I just launched at him. As I burned a straight line through the atmosphere between my parents and Mickey, my shoes and belongings fell away from my body like the stages of a rocket. None of that mattered. Our fateful encounter had arrived.
I slammed into the outer wall of the throng of children who were keeping Mickey and me apart, and struggled to close those last agonizing few feet through a writhing mass of clawing, grubby arms. It was no good! I had to get his attention! I started jumping up and down, waving my arms and shouting, “Mickey! It’s Andy!! I’m here, Mickey!!! Over here Mickey, I’m right here!!!!” as loudly as I could. After a minute the crowd began to disperse, and I was able to wriggle my way inside the circle. There we were at last, face to fuzzy face. “Here I am, Mickey!” I sang, beaming at him through tears of pure joy.

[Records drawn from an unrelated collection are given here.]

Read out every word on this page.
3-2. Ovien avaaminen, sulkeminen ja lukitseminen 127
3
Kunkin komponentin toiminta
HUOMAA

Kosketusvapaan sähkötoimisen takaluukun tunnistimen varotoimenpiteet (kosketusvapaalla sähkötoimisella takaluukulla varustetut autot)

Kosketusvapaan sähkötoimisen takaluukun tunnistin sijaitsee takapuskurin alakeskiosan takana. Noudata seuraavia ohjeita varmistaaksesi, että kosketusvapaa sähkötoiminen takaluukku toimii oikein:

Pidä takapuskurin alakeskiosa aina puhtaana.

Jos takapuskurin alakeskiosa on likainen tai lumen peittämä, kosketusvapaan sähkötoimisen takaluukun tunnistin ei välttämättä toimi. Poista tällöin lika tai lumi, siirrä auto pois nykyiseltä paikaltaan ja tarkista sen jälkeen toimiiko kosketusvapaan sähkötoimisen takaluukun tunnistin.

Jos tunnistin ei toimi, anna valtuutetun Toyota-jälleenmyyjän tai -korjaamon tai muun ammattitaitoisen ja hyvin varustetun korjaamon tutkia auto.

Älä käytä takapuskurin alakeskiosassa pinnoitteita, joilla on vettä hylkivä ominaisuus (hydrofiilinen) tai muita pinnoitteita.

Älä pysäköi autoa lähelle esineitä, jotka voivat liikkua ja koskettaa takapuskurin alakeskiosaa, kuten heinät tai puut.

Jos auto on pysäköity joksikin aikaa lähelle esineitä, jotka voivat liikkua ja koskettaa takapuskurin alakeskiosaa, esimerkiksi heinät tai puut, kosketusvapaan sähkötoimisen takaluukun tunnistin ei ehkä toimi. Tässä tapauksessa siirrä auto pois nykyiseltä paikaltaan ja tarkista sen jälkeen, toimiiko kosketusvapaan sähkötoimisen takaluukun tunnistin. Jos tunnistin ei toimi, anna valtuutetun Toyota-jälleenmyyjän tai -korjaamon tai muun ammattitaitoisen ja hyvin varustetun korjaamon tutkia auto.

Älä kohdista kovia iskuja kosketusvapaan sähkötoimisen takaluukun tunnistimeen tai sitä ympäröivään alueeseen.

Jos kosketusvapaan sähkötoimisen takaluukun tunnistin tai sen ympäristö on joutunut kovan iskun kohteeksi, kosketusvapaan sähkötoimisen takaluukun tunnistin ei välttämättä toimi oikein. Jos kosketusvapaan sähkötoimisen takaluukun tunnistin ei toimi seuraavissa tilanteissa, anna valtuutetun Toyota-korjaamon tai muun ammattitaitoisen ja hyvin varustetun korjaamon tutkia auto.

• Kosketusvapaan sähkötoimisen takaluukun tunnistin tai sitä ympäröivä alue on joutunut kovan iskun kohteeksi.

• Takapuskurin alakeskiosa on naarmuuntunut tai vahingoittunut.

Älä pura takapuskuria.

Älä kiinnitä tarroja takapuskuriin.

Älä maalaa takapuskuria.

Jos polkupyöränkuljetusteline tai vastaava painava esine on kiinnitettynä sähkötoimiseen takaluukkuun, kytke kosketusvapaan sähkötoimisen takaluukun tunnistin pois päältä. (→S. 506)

Mickey patted me on the head and walked away.
I stared at his matted furry back as it strolled out of view, frozen with confusion and heartbreak. Had he simply not recognized me? Had he forgotten about his letter altogether? There had to be some kind of mistake. I think I was in shock.
We finished up the Disney trip and I had just about as much fun as any other five year old. But I remained crushed over my failure to make a connection with Mickey.
A couple of years later, my mom and I were at home one day, and my thoughts turned to that disappointing encounter. I turned to her and mentioned casually, “You know, it’s so weird that Mickey wrote me that letter and then all he did was pat me on the head.”
She gawked at me for a few moments, but not just any gawk. We’ve all seen it at least once in our lives. It was the “You just might be stupidest person ever to walk the earth” gawk. After gaping at me in this manner for a few moments she said incredulously, “Andy…I wrote that letter!!!”
I stared back at her for a minute as the full impact of this revelation came crashing down on me like a sandbag. Of course she had written it. The guy in the suit wouldn’t write people letters, and even if he did, why would he have have written one to me? And picturing the letter (which had been framed and stood proudly on my dresser for awhile after) in my mind, I could even now recognize my mother’s handwriting. With this brutal realization driven home by my mom’s gaze of shocked disappointment, humiliation spread across my face like a brush fire. My embarassment was paralyzing and profound. Why had I never questioned this before? I had believed it then and had grown up believing it, and never once until that day had I trained my full reasoning upon that belief. I think very shortly after that was when I realized I didn’t believe in God.
Looking back, I just have to laugh at what a spectacle I must have been through the eyes of a bystander. I think of how completely and naively I fell for that obvious lie, and the fun my parents surely had at my expense. I think of the teacher to whom I proudly showed my correspondence from Mickey – in my mom’s flowing script – declaring it proof that I was his special friend. And most of all, I think of the person sweating away inside that Mickey costume, seeing this crazy brat flailing around shouting “I’m here Mickey! Mickey, I’m right here!!” and thinking, What the fuck are they feeding that kid?
And so I was raised up, let down, and savagely humiliated. I know my mom meant well by writing that letter, but I can’t help thinking the fingerprint left on my psyche by that whole event is a dirty and unhealthy one. For example, I still love going to Disney World, because it never fails to appeal to that naive inner child that I have refused to let go of through the years. But I still have to resist the urge to locate Mickey, run up to him, and pat him forcefully on the head. “How do you like it, you giant cocksucking rodent?!”